Dodał, że Jagielle zależało na możliwości zabierania głosu w Sejmie, a wybrał koło PL-D, gdyż odpowiada mu program tej partii.
Zapytany, czy podejrzenia ciążące na Andrzeju Jagielle nie były dla posłów PL-D przeszkodą w przyjęciu go do koła poselskiego, Roman Jagieliński zaprzeczył. Podkreślił, że poseł nie został osądzony. "Nie ferujmy wyroków przed czasem" - powiedział Jagieliński.
Jak powiedział Polskiemu Radiu Kielce zastępca prokuratora Okręgowego Janusz Bors, przystąpienie Jagiełły do nowego koła poselskiego nie ma wpływu na toczące się przeciwko niemu postępowanie.

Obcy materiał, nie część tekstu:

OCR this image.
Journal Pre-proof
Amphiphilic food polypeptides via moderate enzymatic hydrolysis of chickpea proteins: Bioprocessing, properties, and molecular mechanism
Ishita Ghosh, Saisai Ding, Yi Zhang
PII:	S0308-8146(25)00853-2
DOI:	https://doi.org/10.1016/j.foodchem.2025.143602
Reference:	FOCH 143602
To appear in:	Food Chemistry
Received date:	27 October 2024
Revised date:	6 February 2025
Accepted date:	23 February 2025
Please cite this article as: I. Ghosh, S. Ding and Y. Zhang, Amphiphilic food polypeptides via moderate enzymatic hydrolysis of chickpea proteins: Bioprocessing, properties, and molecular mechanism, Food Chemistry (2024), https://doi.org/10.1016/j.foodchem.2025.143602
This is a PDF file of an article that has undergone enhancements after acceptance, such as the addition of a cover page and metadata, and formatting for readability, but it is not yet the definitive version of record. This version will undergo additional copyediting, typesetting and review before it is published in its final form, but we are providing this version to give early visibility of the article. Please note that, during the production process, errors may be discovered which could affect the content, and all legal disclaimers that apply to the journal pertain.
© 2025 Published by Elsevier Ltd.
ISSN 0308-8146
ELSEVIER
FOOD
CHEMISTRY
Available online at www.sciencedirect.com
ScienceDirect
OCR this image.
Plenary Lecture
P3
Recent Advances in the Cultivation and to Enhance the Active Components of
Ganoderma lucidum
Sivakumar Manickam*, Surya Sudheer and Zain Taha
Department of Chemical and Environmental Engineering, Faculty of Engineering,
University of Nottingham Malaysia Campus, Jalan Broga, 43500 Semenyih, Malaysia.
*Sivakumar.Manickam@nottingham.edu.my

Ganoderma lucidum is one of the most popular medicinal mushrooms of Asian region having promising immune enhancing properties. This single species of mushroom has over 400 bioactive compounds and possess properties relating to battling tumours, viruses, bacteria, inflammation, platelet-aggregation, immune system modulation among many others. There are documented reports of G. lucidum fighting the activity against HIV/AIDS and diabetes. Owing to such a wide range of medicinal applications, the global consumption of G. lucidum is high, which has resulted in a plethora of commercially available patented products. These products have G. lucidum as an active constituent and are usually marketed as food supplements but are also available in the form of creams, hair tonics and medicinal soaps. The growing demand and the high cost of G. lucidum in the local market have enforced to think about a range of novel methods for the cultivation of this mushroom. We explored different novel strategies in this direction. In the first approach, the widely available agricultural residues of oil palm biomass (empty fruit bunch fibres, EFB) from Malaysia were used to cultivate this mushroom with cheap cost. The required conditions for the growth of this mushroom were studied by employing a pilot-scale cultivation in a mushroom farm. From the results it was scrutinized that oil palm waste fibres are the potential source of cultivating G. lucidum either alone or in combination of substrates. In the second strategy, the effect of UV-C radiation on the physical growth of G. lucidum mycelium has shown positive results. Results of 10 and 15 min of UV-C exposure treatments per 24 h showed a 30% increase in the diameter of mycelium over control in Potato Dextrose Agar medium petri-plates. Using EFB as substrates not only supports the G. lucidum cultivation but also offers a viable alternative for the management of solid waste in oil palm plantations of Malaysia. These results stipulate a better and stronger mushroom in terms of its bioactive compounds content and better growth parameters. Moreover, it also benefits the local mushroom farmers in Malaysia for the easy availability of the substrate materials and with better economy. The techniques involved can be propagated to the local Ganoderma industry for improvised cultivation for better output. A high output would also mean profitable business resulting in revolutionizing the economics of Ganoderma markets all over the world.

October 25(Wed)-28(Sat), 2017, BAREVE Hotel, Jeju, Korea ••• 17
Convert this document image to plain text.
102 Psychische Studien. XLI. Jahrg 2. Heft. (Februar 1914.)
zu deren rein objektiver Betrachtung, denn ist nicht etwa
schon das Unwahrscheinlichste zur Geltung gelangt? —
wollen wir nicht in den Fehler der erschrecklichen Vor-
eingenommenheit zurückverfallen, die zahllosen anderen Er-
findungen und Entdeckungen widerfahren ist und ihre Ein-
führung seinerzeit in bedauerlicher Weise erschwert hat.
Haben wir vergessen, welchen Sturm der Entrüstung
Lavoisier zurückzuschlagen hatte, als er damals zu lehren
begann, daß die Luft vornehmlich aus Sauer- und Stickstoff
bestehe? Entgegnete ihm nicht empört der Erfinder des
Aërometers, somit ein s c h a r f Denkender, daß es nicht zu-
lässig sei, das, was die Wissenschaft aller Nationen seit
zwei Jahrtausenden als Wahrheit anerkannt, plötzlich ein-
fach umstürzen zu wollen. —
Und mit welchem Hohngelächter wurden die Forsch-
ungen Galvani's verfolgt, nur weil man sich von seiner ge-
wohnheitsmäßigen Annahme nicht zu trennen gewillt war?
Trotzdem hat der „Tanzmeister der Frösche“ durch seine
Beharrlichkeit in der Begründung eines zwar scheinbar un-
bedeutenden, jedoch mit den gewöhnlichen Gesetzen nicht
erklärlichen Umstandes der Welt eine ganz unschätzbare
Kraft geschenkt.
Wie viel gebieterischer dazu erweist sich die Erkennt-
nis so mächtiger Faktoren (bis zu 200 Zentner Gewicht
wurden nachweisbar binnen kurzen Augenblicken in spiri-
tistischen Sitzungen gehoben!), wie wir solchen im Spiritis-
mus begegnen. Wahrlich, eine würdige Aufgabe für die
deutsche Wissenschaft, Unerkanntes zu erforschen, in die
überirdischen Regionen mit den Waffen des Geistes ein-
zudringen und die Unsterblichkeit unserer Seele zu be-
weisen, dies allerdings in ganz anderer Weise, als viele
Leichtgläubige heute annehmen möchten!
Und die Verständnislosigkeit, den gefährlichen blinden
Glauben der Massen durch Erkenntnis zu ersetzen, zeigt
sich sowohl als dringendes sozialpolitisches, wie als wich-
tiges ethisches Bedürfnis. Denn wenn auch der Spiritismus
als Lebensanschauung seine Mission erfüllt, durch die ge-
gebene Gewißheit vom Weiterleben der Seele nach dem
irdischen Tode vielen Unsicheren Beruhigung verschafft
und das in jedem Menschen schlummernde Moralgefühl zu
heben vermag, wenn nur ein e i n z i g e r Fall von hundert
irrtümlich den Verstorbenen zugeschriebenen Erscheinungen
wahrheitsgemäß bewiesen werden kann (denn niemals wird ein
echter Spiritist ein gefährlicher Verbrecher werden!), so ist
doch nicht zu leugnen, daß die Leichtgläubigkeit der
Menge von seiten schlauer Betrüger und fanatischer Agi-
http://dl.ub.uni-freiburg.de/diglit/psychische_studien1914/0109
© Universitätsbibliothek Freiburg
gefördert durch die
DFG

Andrzej Jagiełło zrezygnował z członkostwa w klubie Sojuszu oraz w partii po tym, jak w lipcu "Rzeczpospolita" napisała, że z policyjnego podsłuchu wynika, iż to właśnie on zadzwonił do jednego z samorządowców w Starachowicach i ostrzegł go przed planowaną akcją CBŚ. Jagiełło miał się powołać na informacje uzyskane od wiceszefa MSWiA Zbigniewa Sobotki. Wówczas poseł zrzekł się też immunitetu.
- lipca Sejm wyraził zgodę na zatrzymanie i tymczasowe aresztowanie Jagiełły, jednak poseł nadal pozostaje na wolności. Obecnie na Jagielle ciąży zarzut utrudniania postępowania karnego przez poinformowanie starosty i wiceprzewodniczącego rady powiatu starachowickiego o planowanej akcji Centralnego Biura Śledczego.
Koło Partii Ludowo-Demokratycznej liczy obecnie 10 członków. Od marca tego roku partia Jagiellińskiego jest członkiem koalicji parlamentarnej SLD - UP - PL-D.